Sailors and Coast Guardsman may self-refer to the program or be referred by family members, command leadership or medical providers.
After an injury or illness, wounded warriors may feel apprehensive about their future, angry about their restricted capacity to work, or abandoned by the Navy or Coast Guard.
Along with a wounded warrior’s family and the Navy Wounded Warrior – Safe Harbor non-medical care management team, military leaders play a crucial role in supporting personnel during sudden and unforeseeable transitions. Leaders are encouraged stay involved and follow up on a wounded warrior’s recovery to help minimize their feelings of discomfort and distress throughout the rehabilitation process.
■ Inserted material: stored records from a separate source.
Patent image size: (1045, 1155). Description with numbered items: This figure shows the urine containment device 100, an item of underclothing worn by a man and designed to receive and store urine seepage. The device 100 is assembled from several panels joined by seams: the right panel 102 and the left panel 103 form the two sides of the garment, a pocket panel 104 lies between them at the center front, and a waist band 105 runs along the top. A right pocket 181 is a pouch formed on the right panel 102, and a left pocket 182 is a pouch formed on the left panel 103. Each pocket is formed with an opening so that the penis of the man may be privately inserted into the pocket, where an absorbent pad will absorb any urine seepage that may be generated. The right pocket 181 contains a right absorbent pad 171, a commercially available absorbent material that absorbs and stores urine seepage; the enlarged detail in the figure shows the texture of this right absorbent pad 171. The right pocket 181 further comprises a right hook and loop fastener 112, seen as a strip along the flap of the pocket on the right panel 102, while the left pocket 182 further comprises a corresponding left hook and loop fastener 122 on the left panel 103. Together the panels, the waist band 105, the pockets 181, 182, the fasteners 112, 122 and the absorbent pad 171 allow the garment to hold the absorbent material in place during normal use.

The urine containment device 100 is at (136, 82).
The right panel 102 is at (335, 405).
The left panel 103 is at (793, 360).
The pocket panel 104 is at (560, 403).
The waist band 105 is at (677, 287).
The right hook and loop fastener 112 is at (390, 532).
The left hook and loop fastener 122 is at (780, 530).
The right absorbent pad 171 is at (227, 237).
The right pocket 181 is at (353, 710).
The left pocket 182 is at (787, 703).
During recovery and rehabilitation, wounded warriors can experience heightened stress and a range of challenges because of changes to their physical or psychological condition. These issues can impact the rate of wounded warriors’ recovery and healing. To promote healing and an acceptance of change, leaders are encouraged to keep regular contact with wounded warriors and their families, and provide information on available resources.
- Commanding officers
- Command master chiefs
- Department heads
- Division officers
Leaders also play a crucial role in raising awareness of Navy Wounded Warrior – Safe Harbor, including the populations it serves and the services it provides. Whenever an opportunity to address the fleet surfaces, leaders are encouraged to mention the program to ensure service members are armed with critical knowledge when an unexpected illness or injury occurs.